Per decenni il nome di Moon Boot è stato sinonimo di paesaggi innevati, piste da sci e temperature sotto zero. La collezione spring/summer 2026 segna però un momento di svolta per il marchio, che per la prima volta estende la propria visione oltre l’inverno.
Il risultato è una gamma di calzature progettate per la città e il tempo libero, tra sandali sportivi, sneakers leggere e nuove silhouette ibride, tutte accomunate da un approccio tecnico e da un’estetica futuristica che rimane fedele allo spirito pionieristico dell’azienda.

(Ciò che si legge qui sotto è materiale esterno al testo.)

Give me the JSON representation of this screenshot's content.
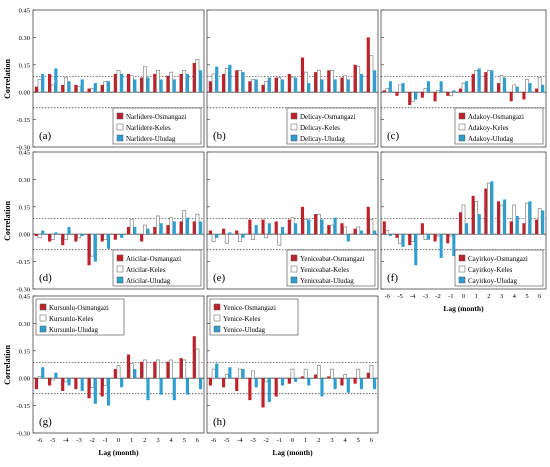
{
  "y_axis_title": "Correlation",
  "x_axis_title": "Lag (month)",
  "colors": {
    "osmangazi": "#c0202a",
    "keles": "#ffffff",
    "uludag": "#2e9fd0"
  },
  "chart_data": [
    {
      "type": "bar",
      "panel_label": "(a)",
      "categories": [
        "-6",
        "-5",
        "-4",
        "-3",
        "-2",
        "-1",
        "0",
        "1",
        "2",
        "3",
        "4",
        "5",
        "6"
      ],
      "ylim": [
        -0.3,
        0.45
      ],
      "yticks": [
        "0.45",
        "0.30",
        "0.15",
        "0.00",
        "-0.15",
        "-0.30"
      ],
      "xtick_labels": false,
      "threshold": 0.085,
      "legend_position": "bottom-right",
      "series": [
        {
          "name": "Narlidere-Osmangazi",
          "values": [
            0.03,
            0.1,
            0.04,
            0.04,
            0.02,
            0.04,
            0.1,
            0.1,
            0.08,
            0.1,
            0.09,
            0.1,
            0.16
          ]
        },
        {
          "name": "Narlidere-Keles",
          "values": [
            0.07,
            0.04,
            0.08,
            0.03,
            0.02,
            0.06,
            0.12,
            0.09,
            0.14,
            0.12,
            0.11,
            0.12,
            0.18
          ]
        },
        {
          "name": "Narlidere-Uludag",
          "values": [
            0.1,
            0.13,
            0.06,
            0.07,
            0.05,
            0.06,
            0.1,
            0.07,
            0.08,
            0.07,
            0.07,
            0.1,
            0.12
          ]
        }
      ]
    },
    {
      "type": "bar",
      "panel_label": "(b)",
      "categories": [
        "-6",
        "-5",
        "-4",
        "-3",
        "-2",
        "-1",
        "0",
        "1",
        "2",
        "3",
        "4",
        "5",
        "6"
      ],
      "ylim": [
        -0.3,
        0.45
      ],
      "yticks": [],
      "xtick_labels": false,
      "threshold": 0.085,
      "legend_position": "bottom-right",
      "series": [
        {
          "name": "Delicay-Osmangazi",
          "values": [
            0.06,
            0.1,
            0.12,
            0.06,
            0.04,
            0.08,
            0.1,
            0.19,
            0.11,
            0.12,
            0.08,
            0.15,
            0.3
          ]
        },
        {
          "name": "Delicay-Keles",
          "values": [
            0.1,
            0.13,
            0.12,
            0.07,
            0.06,
            0.08,
            0.08,
            0.11,
            0.12,
            0.12,
            0.09,
            0.14,
            0.2
          ]
        },
        {
          "name": "Delicay-Uludag",
          "values": [
            0.14,
            0.15,
            0.11,
            0.07,
            0.08,
            0.07,
            0.08,
            0.05,
            0.07,
            0.07,
            0.07,
            0.1,
            0.12
          ]
        }
      ]
    },
    {
      "type": "bar",
      "panel_label": "(c)",
      "categories": [
        "-6",
        "-5",
        "-4",
        "-3",
        "-2",
        "-1",
        "0",
        "1",
        "2",
        "3",
        "4",
        "5",
        "6"
      ],
      "ylim": [
        -0.3,
        0.45
      ],
      "yticks": [],
      "xtick_labels": false,
      "threshold": 0.085,
      "legend_position": "bottom-right",
      "series": [
        {
          "name": "Adakoy-Osmangazi",
          "values": [
            0.01,
            -0.02,
            -0.07,
            -0.03,
            -0.05,
            -0.02,
            0.02,
            0.1,
            0.11,
            0.05,
            -0.05,
            -0.04,
            0.02
          ]
        },
        {
          "name": "Adakoy-Keles",
          "values": [
            0.02,
            0.04,
            -0.05,
            0.02,
            0.01,
            -0.02,
            0.05,
            0.12,
            0.12,
            0.09,
            0.04,
            0.07,
            0.08
          ]
        },
        {
          "name": "Adakoy-Uludag",
          "values": [
            0.06,
            0.05,
            -0.04,
            0.06,
            0.06,
            0.01,
            0.06,
            0.13,
            0.12,
            0.08,
            0.03,
            0.05,
            0.04
          ]
        }
      ]
    },
    {
      "type": "bar",
      "panel_label": "(d)",
      "categories": [
        "-6",
        "-5",
        "-4",
        "-3",
        "-2",
        "-1",
        "0",
        "1",
        "2",
        "3",
        "4",
        "5",
        "6"
      ],
      "ylim": [
        -0.3,
        0.45
      ],
      "yticks": [
        "0.45",
        "0.30",
        "0.15",
        "0.00",
        "-0.15",
        "-0.30"
      ],
      "xtick_labels": false,
      "threshold": 0.085,
      "legend_position": "bottom-right",
      "series": [
        {
          "name": "Aticilar-Osmangazi",
          "values": [
            -0.01,
            -0.04,
            -0.06,
            -0.04,
            -0.17,
            -0.04,
            -0.03,
            0.04,
            -0.04,
            0.04,
            0.05,
            0.07,
            0.07
          ]
        },
        {
          "name": "Aticilar-Keles",
          "values": [
            -0.02,
            -0.03,
            -0.03,
            -0.02,
            -0.12,
            -0.03,
            0.0,
            0.08,
            0.05,
            0.1,
            0.09,
            0.13,
            0.11
          ]
        },
        {
          "name": "Aticilar-Uludag",
          "values": [
            0.02,
            0.01,
            0.04,
            -0.01,
            -0.15,
            -0.08,
            -0.02,
            0.04,
            0.03,
            0.06,
            0.07,
            0.09,
            0.07
          ]
        }
      ]
    },
    {
      "type": "bar",
      "panel_label": "(e)",
      "categories": [
        "-6",
        "-5",
        "-4",
        "-3",
        "-2",
        "-1",
        "0",
        "1",
        "2",
        "3",
        "4",
        "5",
        "6"
      ],
      "ylim": [
        -0.3,
        0.45
      ],
      "yticks": [],
      "xtick_labels": false,
      "threshold": 0.085,
      "legend_position": "bottom-right",
      "series": [
        {
          "name": "Yeniceabat-Osmangazi",
          "values": [
            0.02,
            0.03,
            0.02,
            0.08,
            0.08,
            0.07,
            0.08,
            0.15,
            0.11,
            0.05,
            0.06,
            0.03,
            0.15
          ]
        },
        {
          "name": "Yeniceabat-Keles",
          "values": [
            -0.04,
            -0.05,
            -0.04,
            -0.03,
            -0.02,
            -0.06,
            0.09,
            0.08,
            0.11,
            0.05,
            0.04,
            0.04,
            0.08
          ]
        },
        {
          "name": "Yeniceabat-Uludag",
          "values": [
            -0.02,
            0.01,
            -0.02,
            0.05,
            0.06,
            0.04,
            0.06,
            0.08,
            0.08,
            0.09,
            -0.04,
            0.02,
            0.02
          ]
        }
      ]
    },
    {
      "type": "bar",
      "panel_label": "(f)",
      "categories": [
        "-6",
        "-5",
        "-4",
        "-3",
        "-2",
        "-1",
        "0",
        "1",
        "2",
        "3",
        "4",
        "5",
        "6"
      ],
      "ylim": [
        -0.3,
        0.45
      ],
      "yticks": [],
      "xtick_labels": true,
      "threshold": 0.085,
      "legend_position": "bottom-right",
      "series": [
        {
          "name": "Cayirkoy-Osmangazi",
          "values": [
            0.07,
            -0.02,
            -0.06,
            0.06,
            -0.04,
            -0.05,
            0.12,
            0.21,
            0.25,
            0.18,
            0.07,
            0.06,
            0.08
          ]
        },
        {
          "name": "Cayirkoy-Keles",
          "values": [
            0.02,
            -0.05,
            -0.04,
            -0.03,
            -0.01,
            -0.01,
            0.16,
            0.18,
            0.28,
            0.16,
            0.16,
            0.17,
            0.14
          ]
        },
        {
          "name": "Cayirkoy-Uludag",
          "values": [
            -0.01,
            -0.07,
            -0.17,
            -0.03,
            -0.13,
            -0.12,
            0.06,
            0.11,
            0.29,
            0.19,
            0.1,
            0.18,
            0.13
          ]
        }
      ]
    },
    {
      "type": "bar",
      "panel_label": "(g)",
      "categories": [
        "-6",
        "-5",
        "-4",
        "-3",
        "-2",
        "-1",
        "0",
        "1",
        "2",
        "3",
        "4",
        "5",
        "6"
      ],
      "ylim": [
        -0.3,
        0.45
      ],
      "yticks": [
        "0.45",
        "0.30",
        "0.15",
        "0.00",
        "-0.15",
        "-0.30"
      ],
      "xtick_labels": true,
      "threshold": 0.085,
      "legend_position": "top-left",
      "series": [
        {
          "name": "Kursunlu-Osmangazi",
          "values": [
            -0.06,
            -0.04,
            -0.07,
            -0.06,
            -0.11,
            -0.1,
            0.05,
            0.13,
            0.09,
            0.09,
            0.09,
            0.11,
            0.23
          ]
        },
        {
          "name": "Kursunlu-Keles",
          "values": [
            0.01,
            -0.01,
            -0.02,
            0.0,
            -0.05,
            -0.04,
            0.07,
            0.08,
            0.1,
            0.1,
            0.1,
            0.1,
            0.16
          ]
        },
        {
          "name": "Kursunlu-Uludag",
          "values": [
            0.06,
            0.03,
            -0.04,
            -0.07,
            -0.14,
            -0.15,
            -0.05,
            0.05,
            -0.12,
            -0.09,
            -0.12,
            -0.09,
            -0.06
          ]
        }
      ]
    },
    {
      "type": "bar",
      "panel_label": "(h)",
      "categories": [
        "-6",
        "-5",
        "-4",
        "-3",
        "-2",
        "-1",
        "0",
        "1",
        "2",
        "3",
        "4",
        "5",
        "6"
      ],
      "ylim": [
        -0.3,
        0.45
      ],
      "yticks": [],
      "xtick_labels": true,
      "threshold": 0.085,
      "legend_position": "top-left",
      "series": [
        {
          "name": "Yenice-Osmangazi",
          "values": [
            -0.04,
            -0.05,
            -0.07,
            -0.12,
            -0.16,
            -0.1,
            -0.03,
            0.01,
            0.02,
            0.01,
            -0.04,
            -0.03,
            0.03
          ]
        },
        {
          "name": "Yenice-Keles",
          "values": [
            0.05,
            0.02,
            0.05,
            0.04,
            -0.02,
            0.0,
            0.05,
            0.05,
            0.07,
            0.05,
            0.02,
            0.05,
            0.07
          ]
        },
        {
          "name": "Yenice-Uludag",
          "values": [
            0.08,
            0.06,
            0.05,
            -0.05,
            -0.13,
            -0.04,
            -0.02,
            -0.04,
            -0.1,
            -0.06,
            -0.08,
            -0.06,
            -0.06
          ]
        }
      ]
    }
  ]
}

La proposta si sviluppa attraverso due drop distinti, ognuno dei quali è caratterizzato da un’identità stilistica precisa. Il primo capitolo mantiene un legame più forte con l’eredità alpina, utilizzando materiali tecnici e costruzioni che conservano una certa resistenza alle condizioni atmosferiche pur guardando a un approccio fashion più contemporaneo. Il secondo drop, invece, è pensato esplicitamente per l’estate, con colori vivaci, costruzioni leggeri e linee sportive.
Uno degli aspetti centrali è il dialogo tra archivio e innovazione, che permette al brand di restare fedele alla propria identità pur aprendo la strada a nuove interpretazioni del suo linguaggio estetico.